Tolkien cita con familiarità molti altri testi, fra i quali Alice nel
paese delle meraviglie (1865), Il vento tra i salici (1908), Fratel
Coniglietto (1906), La macchina del tempo (1895) e L’isola del
tesoro (1883). Ma anche altri classici prepararono la strada per
Lo Hobbit, se non come influenze sull’autore, almeno come precedenti nelle menti dei lettori. Alcuni dei più importanti possono essere i romanzi scientifici di Jules Verne, le esplorazioni
nell’ignoto di H. Rider Haggard (specialmente Le miniere di Re
Salomone [1885], che con Lo Hobbit condivide molti temi) e la
fantasia erudita di E. Nesbit con La storia dell’amuleto (1905).
Perfino Il mago di Oz (1900) di L. Frank Baum, troppo volgarmente americano per Tolkien, si nasconde dietro l’influenza riconosciuta della fantasy di Wyke Smith.
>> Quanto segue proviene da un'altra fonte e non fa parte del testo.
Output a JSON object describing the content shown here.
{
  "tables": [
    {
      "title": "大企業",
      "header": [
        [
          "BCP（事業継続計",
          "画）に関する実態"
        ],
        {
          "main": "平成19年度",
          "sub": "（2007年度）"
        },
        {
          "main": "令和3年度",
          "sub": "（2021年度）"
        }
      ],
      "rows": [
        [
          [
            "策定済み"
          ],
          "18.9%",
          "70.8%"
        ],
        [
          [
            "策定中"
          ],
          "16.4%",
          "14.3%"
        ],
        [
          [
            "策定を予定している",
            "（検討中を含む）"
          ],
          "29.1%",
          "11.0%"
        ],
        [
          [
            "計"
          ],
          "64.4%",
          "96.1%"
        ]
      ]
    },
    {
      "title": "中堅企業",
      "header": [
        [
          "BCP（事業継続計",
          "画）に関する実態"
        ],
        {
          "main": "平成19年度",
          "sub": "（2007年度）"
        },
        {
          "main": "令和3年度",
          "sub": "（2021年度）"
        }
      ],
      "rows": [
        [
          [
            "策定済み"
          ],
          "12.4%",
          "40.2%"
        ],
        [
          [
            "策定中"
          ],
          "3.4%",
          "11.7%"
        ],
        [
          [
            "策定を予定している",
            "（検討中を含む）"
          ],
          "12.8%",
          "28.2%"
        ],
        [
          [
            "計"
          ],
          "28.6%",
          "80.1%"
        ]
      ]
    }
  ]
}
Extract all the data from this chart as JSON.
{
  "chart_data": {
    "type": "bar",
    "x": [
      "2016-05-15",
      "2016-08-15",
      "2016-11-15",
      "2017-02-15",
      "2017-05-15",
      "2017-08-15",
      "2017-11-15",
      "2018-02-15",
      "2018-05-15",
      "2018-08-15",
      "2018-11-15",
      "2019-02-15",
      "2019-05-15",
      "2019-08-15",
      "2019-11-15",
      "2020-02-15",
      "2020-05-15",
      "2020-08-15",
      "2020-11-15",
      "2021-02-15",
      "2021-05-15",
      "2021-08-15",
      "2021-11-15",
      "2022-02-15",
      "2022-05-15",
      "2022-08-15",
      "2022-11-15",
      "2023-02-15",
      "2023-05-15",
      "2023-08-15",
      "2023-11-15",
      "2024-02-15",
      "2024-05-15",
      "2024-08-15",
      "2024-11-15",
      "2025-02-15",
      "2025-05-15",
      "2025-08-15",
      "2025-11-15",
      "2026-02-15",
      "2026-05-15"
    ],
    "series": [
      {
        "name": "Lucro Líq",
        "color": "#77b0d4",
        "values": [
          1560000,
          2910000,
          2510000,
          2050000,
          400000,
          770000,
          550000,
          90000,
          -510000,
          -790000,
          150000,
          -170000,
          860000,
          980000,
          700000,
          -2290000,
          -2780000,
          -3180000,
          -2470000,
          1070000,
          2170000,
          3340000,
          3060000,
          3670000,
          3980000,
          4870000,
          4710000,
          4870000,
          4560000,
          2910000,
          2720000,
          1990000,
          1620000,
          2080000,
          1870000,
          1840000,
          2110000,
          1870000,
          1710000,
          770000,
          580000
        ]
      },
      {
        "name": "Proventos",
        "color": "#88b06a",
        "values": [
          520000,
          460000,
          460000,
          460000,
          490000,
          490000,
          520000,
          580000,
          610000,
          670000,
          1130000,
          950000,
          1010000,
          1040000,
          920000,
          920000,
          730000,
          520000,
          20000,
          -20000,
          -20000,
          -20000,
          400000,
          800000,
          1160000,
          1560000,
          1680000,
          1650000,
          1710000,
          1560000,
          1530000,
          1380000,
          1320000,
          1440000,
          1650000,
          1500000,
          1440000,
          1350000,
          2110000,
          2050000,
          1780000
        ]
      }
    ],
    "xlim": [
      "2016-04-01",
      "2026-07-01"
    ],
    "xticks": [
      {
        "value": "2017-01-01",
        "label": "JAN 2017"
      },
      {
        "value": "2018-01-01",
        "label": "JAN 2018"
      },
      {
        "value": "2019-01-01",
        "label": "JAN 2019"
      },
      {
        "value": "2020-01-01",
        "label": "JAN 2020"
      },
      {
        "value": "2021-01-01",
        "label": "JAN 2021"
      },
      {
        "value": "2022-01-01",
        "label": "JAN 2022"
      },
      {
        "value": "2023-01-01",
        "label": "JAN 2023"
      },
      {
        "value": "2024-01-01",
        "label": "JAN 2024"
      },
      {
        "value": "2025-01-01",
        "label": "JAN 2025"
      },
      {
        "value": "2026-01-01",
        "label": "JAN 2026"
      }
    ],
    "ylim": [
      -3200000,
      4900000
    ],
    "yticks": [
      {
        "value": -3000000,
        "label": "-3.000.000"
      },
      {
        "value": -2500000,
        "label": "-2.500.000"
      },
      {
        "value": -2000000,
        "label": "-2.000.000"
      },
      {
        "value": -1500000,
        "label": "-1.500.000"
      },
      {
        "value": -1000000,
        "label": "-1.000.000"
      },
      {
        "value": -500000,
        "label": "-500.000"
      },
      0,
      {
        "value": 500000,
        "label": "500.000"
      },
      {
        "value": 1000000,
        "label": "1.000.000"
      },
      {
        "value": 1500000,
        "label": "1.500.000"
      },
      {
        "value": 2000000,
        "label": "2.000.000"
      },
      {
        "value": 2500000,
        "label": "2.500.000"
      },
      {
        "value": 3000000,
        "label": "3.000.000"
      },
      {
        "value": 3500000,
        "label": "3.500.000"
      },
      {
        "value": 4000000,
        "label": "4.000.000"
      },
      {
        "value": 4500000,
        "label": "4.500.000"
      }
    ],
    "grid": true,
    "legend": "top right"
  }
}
Come libro per ragazzi,
Lo Hobbit crebbe in un terreno ben dissodato.
Tolkien scoprì quindi una forma moderna accettata, il racconto avventuroso per ragazzi, attraverso la quale poté condividere con un vasto pubblico i miti del sacrificio e dell’integrità,
valori cristiani permeati dei miti pagani dell’Europa settentrionale che aveva scoperto nel Beowulf e nel Sir Gawain e il Cavaliere Verde. Non è un caso se Lo Hobbit fu pubblicato più o meno nello stesso periodo di due grandi opere di critica letteraria
del professor Tolkien, Beowulf: mostri e critici e “Sulle fiabe”:
tutti e tre infatti parlano degli stessi argomenti, proponendosi
di restaurare un’eredità che egli temeva fosse stata tristemente
perduta dalla letteratura del suo secolo.